Government, New Democracy clash over TV licensing

Government, New Democracy clash over TV licensing

Athens, October 13, 2016/Independent Balkan News Agency

By Zacharias Petrou

A fresh war of words broke out Thursday between State Minister Nikos Pappas and main opposition New Democracy of the four nationwide television licenses recently put to auction by the government.

After it was announced by Parliament president Nikos Voutsis that a parliamentary committee meeting will be held next week to discuss the appointment of a new board at the National Council for Radio and Television (ESR), New Democracy sources told the press that “the only way New Democracy will discuss the appointment of a new ESR board is if the Law on TV licenses is revoked by the government”.

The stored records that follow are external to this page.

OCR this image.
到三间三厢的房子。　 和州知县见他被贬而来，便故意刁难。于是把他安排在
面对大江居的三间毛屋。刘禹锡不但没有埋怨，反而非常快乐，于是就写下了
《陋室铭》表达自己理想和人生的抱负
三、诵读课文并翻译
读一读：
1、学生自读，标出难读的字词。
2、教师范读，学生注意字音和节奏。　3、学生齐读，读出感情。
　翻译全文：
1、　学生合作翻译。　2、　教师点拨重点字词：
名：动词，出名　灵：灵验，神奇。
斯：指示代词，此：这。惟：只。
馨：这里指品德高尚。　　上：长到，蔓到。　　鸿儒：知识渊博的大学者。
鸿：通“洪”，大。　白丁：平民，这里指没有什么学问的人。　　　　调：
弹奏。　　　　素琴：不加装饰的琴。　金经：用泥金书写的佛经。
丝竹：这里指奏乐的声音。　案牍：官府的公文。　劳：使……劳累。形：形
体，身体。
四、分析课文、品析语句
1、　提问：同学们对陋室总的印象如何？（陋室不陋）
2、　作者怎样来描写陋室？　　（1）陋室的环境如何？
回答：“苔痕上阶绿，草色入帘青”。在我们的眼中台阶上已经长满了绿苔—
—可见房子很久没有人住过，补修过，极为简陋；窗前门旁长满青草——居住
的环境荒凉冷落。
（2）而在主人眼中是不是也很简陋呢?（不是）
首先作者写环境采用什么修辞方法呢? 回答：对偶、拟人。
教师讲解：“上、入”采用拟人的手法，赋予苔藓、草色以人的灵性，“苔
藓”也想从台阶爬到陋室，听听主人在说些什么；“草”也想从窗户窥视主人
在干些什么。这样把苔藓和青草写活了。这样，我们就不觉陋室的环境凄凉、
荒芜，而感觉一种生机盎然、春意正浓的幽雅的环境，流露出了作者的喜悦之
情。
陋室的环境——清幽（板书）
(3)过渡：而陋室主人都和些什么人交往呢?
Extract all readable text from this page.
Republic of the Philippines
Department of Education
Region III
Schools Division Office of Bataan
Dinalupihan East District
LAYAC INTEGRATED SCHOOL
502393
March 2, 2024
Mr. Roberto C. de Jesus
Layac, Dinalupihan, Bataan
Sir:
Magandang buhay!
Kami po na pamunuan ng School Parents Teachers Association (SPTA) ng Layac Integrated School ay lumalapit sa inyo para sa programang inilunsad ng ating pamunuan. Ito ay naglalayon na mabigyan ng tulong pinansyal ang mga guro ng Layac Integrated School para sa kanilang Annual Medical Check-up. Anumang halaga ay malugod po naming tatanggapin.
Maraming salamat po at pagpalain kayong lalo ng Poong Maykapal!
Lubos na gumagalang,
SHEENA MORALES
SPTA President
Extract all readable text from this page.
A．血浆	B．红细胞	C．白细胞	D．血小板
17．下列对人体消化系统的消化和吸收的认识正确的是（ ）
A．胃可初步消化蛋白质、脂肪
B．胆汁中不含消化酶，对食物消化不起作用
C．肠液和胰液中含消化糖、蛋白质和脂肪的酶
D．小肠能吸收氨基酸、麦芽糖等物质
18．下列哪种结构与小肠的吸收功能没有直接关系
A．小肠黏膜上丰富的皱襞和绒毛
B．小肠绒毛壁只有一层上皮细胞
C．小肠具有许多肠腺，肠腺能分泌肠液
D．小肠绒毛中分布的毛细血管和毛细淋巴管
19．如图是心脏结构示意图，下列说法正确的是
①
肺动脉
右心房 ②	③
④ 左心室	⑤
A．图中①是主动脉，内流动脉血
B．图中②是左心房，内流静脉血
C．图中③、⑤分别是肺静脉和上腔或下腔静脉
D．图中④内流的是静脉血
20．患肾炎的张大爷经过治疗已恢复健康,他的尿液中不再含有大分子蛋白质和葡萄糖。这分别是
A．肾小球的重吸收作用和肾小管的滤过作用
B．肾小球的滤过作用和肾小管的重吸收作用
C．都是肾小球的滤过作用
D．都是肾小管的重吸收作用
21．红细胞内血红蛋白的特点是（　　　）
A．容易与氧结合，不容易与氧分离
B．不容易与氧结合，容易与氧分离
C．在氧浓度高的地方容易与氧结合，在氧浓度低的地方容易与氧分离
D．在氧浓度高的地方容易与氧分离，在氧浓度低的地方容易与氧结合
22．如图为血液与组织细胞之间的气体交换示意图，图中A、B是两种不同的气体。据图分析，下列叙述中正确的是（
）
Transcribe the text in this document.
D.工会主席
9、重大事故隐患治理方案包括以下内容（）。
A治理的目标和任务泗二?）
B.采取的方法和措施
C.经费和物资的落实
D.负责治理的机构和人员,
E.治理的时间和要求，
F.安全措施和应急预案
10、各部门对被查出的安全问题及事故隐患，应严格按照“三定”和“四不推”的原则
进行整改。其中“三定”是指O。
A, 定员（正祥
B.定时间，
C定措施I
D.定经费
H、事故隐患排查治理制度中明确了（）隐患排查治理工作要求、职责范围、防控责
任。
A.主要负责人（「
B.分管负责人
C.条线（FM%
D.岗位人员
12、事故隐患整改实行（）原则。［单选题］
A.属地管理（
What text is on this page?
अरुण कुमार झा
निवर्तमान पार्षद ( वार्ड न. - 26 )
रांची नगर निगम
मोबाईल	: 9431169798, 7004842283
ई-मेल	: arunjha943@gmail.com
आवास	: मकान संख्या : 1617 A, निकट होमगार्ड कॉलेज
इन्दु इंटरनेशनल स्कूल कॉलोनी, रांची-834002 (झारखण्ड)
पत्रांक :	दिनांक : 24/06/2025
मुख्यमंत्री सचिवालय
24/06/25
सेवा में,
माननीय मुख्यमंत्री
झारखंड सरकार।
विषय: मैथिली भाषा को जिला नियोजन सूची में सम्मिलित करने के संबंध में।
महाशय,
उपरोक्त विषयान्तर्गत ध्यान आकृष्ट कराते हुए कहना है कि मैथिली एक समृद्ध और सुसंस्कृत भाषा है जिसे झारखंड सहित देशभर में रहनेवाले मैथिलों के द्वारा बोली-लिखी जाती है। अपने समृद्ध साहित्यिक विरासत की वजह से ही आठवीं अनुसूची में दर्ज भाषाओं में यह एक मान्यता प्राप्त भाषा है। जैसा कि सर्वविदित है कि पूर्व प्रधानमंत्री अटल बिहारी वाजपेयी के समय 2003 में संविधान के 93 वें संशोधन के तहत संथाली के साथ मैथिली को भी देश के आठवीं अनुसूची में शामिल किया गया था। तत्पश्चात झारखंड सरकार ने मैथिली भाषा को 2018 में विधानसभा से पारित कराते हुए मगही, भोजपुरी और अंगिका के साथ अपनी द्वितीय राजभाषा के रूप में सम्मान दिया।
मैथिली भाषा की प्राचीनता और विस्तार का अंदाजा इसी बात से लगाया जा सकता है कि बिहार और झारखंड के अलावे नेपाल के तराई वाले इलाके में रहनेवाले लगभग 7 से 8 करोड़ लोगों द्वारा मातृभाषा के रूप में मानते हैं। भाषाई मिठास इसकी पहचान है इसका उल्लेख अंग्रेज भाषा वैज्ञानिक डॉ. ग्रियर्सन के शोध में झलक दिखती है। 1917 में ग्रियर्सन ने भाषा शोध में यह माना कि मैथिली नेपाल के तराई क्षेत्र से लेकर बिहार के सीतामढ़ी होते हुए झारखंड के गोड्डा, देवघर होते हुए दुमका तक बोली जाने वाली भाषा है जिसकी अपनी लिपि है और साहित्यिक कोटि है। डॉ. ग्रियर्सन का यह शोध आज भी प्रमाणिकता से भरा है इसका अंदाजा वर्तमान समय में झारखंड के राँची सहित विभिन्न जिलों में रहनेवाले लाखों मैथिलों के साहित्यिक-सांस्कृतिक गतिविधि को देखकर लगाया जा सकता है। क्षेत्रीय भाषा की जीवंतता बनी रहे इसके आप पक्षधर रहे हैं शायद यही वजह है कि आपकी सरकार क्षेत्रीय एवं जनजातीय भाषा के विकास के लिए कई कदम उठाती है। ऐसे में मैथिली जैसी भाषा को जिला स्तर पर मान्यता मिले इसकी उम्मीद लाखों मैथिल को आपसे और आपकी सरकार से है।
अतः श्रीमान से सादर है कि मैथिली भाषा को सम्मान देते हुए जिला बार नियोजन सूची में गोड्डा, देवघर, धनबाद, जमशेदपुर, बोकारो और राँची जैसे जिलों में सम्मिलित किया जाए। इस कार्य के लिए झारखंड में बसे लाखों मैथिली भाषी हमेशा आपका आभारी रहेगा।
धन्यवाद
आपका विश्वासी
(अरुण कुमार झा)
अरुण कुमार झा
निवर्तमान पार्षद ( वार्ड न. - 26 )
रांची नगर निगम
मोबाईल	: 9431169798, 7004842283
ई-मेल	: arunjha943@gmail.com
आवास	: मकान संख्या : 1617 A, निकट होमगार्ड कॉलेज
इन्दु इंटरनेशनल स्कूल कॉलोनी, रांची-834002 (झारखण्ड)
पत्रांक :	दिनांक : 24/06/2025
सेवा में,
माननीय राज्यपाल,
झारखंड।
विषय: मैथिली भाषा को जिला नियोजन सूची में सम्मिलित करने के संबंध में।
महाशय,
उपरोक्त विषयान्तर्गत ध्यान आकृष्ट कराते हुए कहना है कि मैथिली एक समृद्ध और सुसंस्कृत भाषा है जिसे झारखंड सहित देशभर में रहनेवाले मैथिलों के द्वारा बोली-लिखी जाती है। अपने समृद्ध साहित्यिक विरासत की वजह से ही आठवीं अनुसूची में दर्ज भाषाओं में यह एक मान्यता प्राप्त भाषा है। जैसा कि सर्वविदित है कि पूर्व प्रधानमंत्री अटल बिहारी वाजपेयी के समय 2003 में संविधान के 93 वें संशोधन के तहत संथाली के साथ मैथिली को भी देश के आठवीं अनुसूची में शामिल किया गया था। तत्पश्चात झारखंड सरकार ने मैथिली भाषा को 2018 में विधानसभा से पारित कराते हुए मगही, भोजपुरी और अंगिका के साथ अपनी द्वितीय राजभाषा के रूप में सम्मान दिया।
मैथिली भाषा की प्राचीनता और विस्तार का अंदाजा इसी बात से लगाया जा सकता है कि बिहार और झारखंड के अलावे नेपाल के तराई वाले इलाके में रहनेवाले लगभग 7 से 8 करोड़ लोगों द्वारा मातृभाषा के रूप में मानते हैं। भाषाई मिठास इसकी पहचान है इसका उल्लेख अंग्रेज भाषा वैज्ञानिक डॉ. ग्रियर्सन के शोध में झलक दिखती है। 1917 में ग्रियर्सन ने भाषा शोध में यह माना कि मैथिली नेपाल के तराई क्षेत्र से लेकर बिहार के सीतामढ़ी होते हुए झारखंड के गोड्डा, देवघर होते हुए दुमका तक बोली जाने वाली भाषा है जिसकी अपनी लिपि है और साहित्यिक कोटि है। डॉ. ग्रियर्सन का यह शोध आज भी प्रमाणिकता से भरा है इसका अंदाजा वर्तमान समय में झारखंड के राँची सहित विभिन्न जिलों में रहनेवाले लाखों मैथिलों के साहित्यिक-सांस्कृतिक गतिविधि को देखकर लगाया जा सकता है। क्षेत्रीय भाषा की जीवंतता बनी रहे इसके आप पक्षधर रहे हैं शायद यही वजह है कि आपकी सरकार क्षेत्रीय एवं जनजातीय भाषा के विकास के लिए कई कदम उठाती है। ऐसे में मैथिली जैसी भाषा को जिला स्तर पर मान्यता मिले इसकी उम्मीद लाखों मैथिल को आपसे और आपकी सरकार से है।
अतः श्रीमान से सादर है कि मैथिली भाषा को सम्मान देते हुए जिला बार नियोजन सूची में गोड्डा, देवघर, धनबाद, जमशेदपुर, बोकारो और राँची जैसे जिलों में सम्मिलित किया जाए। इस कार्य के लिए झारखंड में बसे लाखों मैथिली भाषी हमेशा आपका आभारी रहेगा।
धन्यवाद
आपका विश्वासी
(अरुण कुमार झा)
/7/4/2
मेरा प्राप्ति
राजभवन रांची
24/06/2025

Pappas responded to the leak, telling the press that New Democracy’s stance on the issue is absurd. “Corrupt individuals could not have been given a better gift by New Democracy” Pappas said, adding that the main opposition party must “immediately sit down for constructive talks to install a new ESR management”.

New Democracy vice president Costis Hatzidakis said the party is by no means against the appointment of a new ESR board as the party has proved in similar cased, i.e. the appointment of a new Ombudsman. However, Hatzidakis added, the government’s stance was different in this case.

Earlier on Thursday, Parliament president Voutsis said he has begun deliberating with Prime Minister Alexis Tsipras and main opposition party leader Kyriacos Mitsotakis in search of a compromise that will allow a new president and board of ESR to be appointed.

The parliament president told reporters that a vote will be held on Wednesday in the parliamentary presidents committee to elect new ESR members.

The government is reportedly keen to appoint a new ESR board in order for the body to subsequently run a competition for regional television licenses.

Greece’s top court, the Council of State, met behind closed doors on Wednesday evening to debate the issues regarding the recent television license tender and whether it conflicts with the Constitution. It will convene again Friday to discuss the matter.

It is uncertain whether the State Council will issue a verdict on the essence of the issue, in relation to the National Council for Radio and Television, or whether they will focus on the technical issues of the injunction that has been filed.